After opening the tabernacle, the prelate genuflects and proceeds to remove the ciborium containing the consecrated Hosts from the tabernacle.

In a video released Sept. 21 by Aid to the Church in Need (ACN), Fondong is seen entering the burned-out church and making his way through the rubble until he reaches the tabernacle, placed on a wall next to a cross.
In a video released Sept. 21 by Aid to the Church in Need (ACN), Fondong is seen entering the burned-out church and making his way through the rubble until he reaches the tabernacle, placed on a wall next to a cross. (photo: Unsplash)

In the aftermath of the fire that gutted a church in Cameroon, Bishop Aloysius Fondong of the Diocese of Mamfé entered the ruins to retrieve the Blessed Sacrament and found the sacred Hosts and the ciborium containing them to be intact.

On the night of Sept. 16, armed men set fire to St.
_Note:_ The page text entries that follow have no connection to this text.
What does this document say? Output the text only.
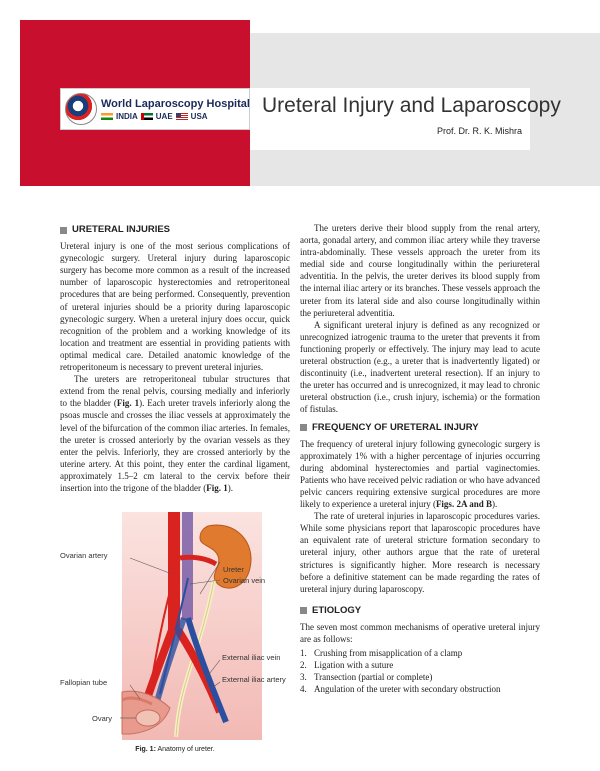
World Laparoscopy Hospital
INDIA UAE USA	Ureteral Injury and Laparoscopy
Prof. Dr. R. K. Mishra
URETERAL INJURIES

Ureteral injury is one of the most serious complications of gynecologic surgery. Ureteral injury during laparoscopic surgery has become more common as a result of the increased number of laparoscopic hysterectomies and retroperitoneal procedures that are being performed. Consequently, prevention of ureteral injuries should be a priority during laparoscopic gynecologic surgery. When a ureteral injury does occur, quick recognition of the problem and a working knowledge of its location and treatment are essential in providing patients with optimal medical care. Detailed anatomic knowledge of the retroperitoneum is necessary to prevent ureteral injuries.

The ureters are retroperitoneal tubular structures that extend from the renal pelvis, coursing medially and inferiorly to the bladder (Fig. 1). Each ureter travels inferiorly along the psoas muscle and crosses the iliac vessels at approximately the level of the bifurcation of the common iliac arteries. In females, the ureter is crossed anteriorly by the ovarian vessels as they enter the pelvis. Inferiorly, they are crossed anteriorly by the uterine artery. At this point, they enter the cardinal ligament, approximately 1.5–2 cm lateral to the cervix before their insertion into the trigone of the bladder (Fig. 1).

Ovarian artery
Ureter
Ovarian vein
Fallopian tube
External iliac vein
External iliac artery
Ovary
Fig. 1: Anatomy of ureter.

The ureters derive their blood supply from the renal artery, aorta, gonadal artery, and common iliac artery while they traverse intra-abdominally. These vessels approach the ureter from its medial side and course longitudinally within the periureteral adventitia. In the pelvis, the ureter derives its blood supply from the internal iliac artery or its branches. These vessels approach the ureter from its lateral side and also course longitudinally within the periureteral adventitia.

A significant ureteral injury is defined as any recognized or unrecognized iatrogenic trauma to the ureter that prevents it from functioning properly or effectively. The injury may lead to acute ureteral obstruction (e.g., a ureter that is inadvertently ligated) or discontinuity (i.e., inadvertent ureteral resection). If an injury to the ureter has occurred and is unrecognized, it may lead to chronic ureteral obstruction (i.e., crush injury, ischemia) or the formation of fistulas.

FREQUENCY OF URETERAL INJURY

The frequency of ureteral injury following gynecologic surgery is approximately 1% with a higher percentage of injuries occurring during abdominal hysterectomies and partial vaginectomies. Patients who have received pelvic radiation or who have advanced pelvic cancers requiring extensive surgical procedures are more likely to experience a ureteral injury (Figs. 2A and B).

The rate of ureteral injuries in laparoscopic procedures varies. While some physicians report that laparoscopic procedures have an equivalent rate of ureteral stricture formation secondary to ureteral injury, other authors argue that the rate of ureteral strictures is significantly higher. More research is necessary before a definitive statement can be made regarding the rates of ureteral injury during laparoscopy.

ETIOLOGY

The seven most common mechanisms of operative ureteral injury are as follows:

1. Crushing from misapplication of a clamp
2. Ligation with a suture
3. Transection (partial or complete)
4. Angulation of the ureter with secondary obstruction
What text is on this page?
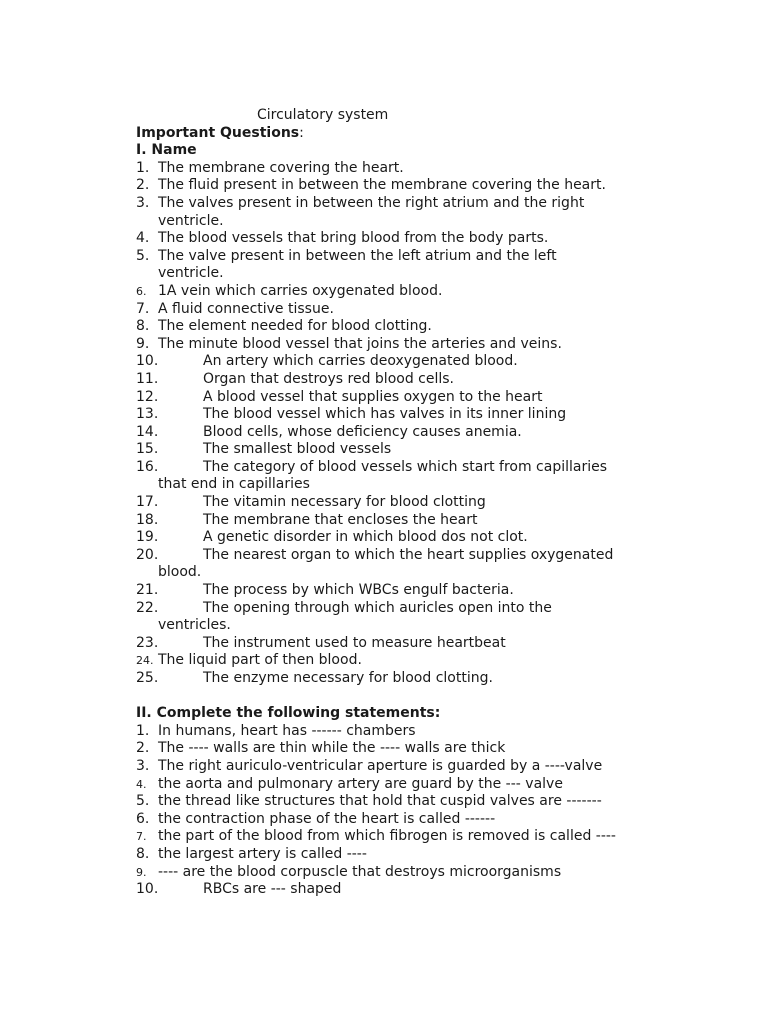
Circulatory system
Important Questions:
I. Name
1. The membrane covering the heart.
2. The fluid present in between the membrane covering the heart.
3. The valves present in between the right atrium and the right
ventricle.
4. The blood vessels that bring blood from the body parts.
5. The valve present in between the left atrium and the left
ventricle.
6. 1A vein which carries oxygenated blood.
7. A fluid connective tissue.
8. The element needed for blood clotting.
9. The minute blood vessel that joins the arteries and veins.
10.	An artery which carries deoxygenated blood.
11.	Organ that destroys red blood cells.
12.	A blood vessel that supplies oxygen to the heart
13.	The blood vessel which has valves in its inner lining
14.	Blood cells, whose deficiency causes anemia.
15.	The smallest blood vessels
16.	The category of blood vessels which start from capillaries
that end in capillaries
17.	The vitamin necessary for blood clotting
18.	The membrane that encloses the heart
19.	A genetic disorder in which blood dos not clot.
20.	The nearest organ to which the heart supplies oxygenated
blood.
21.	The process by which WBCs engulf bacteria.
22.	The opening through which auricles open into the
ventricles.
23.	The instrument used to measure heartbeat
24. The liquid part of then blood.
25.	The enzyme necessary for blood clotting.
II. Complete the following statements:
1. In humans, heart has ------ chambers
2. The ---- walls are thin while the ---- walls are thick
3. The right auriculo-ventricular aperture is guarded by a ----valve
4. the aorta and pulmonary artery are guard by the --- valve
5. the thread like structures that hold that cuspid valves are -------
6. the contraction phase of the heart is called ------
7. the part of the blood from which fibrogen is removed is called ----
8. the largest artery is called ----
9. ---- are the blood corpuscle that destroys microorganisms
10.	RBCs are --- shaped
Mary’s church in the town of Nchang, located in the Diocese of Mamfé, and kidnapped five priests, a nun, and three lay people.

In a video released Sept. 21 by Aid to the Church in Need (ACN), Bishop Fondong is seen entering the burned-out church and making his way through the rubble until he reaches the tabernacle, placed on a wall next to a cross.

After opening the tabernacle, the prelate genuflects and proceeds to remove the ciborium containing the consecrated Hosts from the tabernacle.

“What happened is abominable. They are testing the patience of God,” the bishop said, according to a tweet from ACN.

A Vatican News article said that Radio Evangelium of the Diocese of Mamfé reported that some 60 armed men attacked the Catholic community in Nchang the night of Sept. 16 and kidnapped five priests, a nun, a cook, a catechist, and a 15-year-old girl living with the nuns.

According to the Vatican news agency Fides, the archbishop of Bamenda, Andrew Nkea Fuanya, said that the kidnappers have demanded a ransom. The prelate commented that there are groups that see the Church as an “easy target to make money.”